Senior secured term loans B due 2029
On March 28, 2024, the Company and certain of its subsidiaries entered into Amendment No. 3 (the “Third Amendment”), with the lenders party thereto and Morgan Stanley Senior Funding, Inc., as administrative agent, which amended the Credit and Guaranty Agreement, dated as of November 6, 2018 (as amended and restated as of July 6, 2022 and as subsequently amended on each of March 10, 2023 and September 11, 2023, the “Existing Credit Agreement” and, the Existing Credit Agreement as amended by the Third Amendment, the “Amended Credit Agreement”), by and among the Company, as borrower, certain subsidiaries of the Company party thereto, as guarantors, the lenders party thereto and Morgan Stanley Senior Funding, Inc., as administrative agent and collateral agent.
The Third Amendment provides for, among other things, the reduction of the applicable rate of the Company’s outstanding senior secured term loans B under the Existing Credit Agreement. After giving effect to the Third Amendment, such outstanding term loans B bear interest, at a rate per annum equal to, at the Company’s option, either (i) Term SOFR plus an applicable margin of 1.75% or (ii) a base rate plus an applicable margin of 0.75%. Other than as described herein (and more fully described in the Third Amendment), the terms of the Amended Credit Agreement are substantially similar to the terms of the Existing Credit Agreement.
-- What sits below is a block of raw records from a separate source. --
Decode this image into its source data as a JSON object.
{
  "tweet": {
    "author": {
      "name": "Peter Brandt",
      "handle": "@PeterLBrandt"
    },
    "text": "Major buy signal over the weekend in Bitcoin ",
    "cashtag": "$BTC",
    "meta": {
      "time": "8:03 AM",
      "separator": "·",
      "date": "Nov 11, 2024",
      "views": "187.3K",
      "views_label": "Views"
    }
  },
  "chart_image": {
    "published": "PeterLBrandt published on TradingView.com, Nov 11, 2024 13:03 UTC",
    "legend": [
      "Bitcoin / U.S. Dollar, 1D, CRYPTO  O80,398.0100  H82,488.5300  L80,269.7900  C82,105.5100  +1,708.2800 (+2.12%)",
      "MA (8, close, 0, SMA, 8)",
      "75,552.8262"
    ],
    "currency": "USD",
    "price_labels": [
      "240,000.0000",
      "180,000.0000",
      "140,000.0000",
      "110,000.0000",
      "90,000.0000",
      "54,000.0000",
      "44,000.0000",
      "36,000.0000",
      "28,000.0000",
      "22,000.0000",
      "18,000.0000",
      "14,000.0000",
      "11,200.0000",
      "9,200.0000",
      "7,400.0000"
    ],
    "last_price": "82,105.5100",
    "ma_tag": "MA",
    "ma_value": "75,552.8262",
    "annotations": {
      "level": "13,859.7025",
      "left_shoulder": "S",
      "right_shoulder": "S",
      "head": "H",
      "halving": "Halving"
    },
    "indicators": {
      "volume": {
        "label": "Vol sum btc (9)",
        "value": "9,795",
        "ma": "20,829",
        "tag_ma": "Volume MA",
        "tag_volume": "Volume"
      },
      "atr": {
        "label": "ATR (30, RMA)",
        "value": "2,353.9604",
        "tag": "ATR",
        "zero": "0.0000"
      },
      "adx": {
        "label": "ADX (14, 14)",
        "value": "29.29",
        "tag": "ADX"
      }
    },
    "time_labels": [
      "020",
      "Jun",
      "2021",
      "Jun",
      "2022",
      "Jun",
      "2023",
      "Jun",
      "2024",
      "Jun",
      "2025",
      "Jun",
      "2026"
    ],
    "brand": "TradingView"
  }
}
In connection with the Third Amendment, the Company made a prepayment of $354.5 million on the term loans B.
During the twelve months ended December 31, 2024, the Company has repaid $623.8 million of the outstanding borrowings under the term loans B. In connection with these repayments and entry into the Third Amendment, the Company incurred a pre-tax loss on extinguishment and modification of debt of $14.3 million for the twelve months ended December 31, 2024, which is included in Other expense, net on the consolidated statements of operations.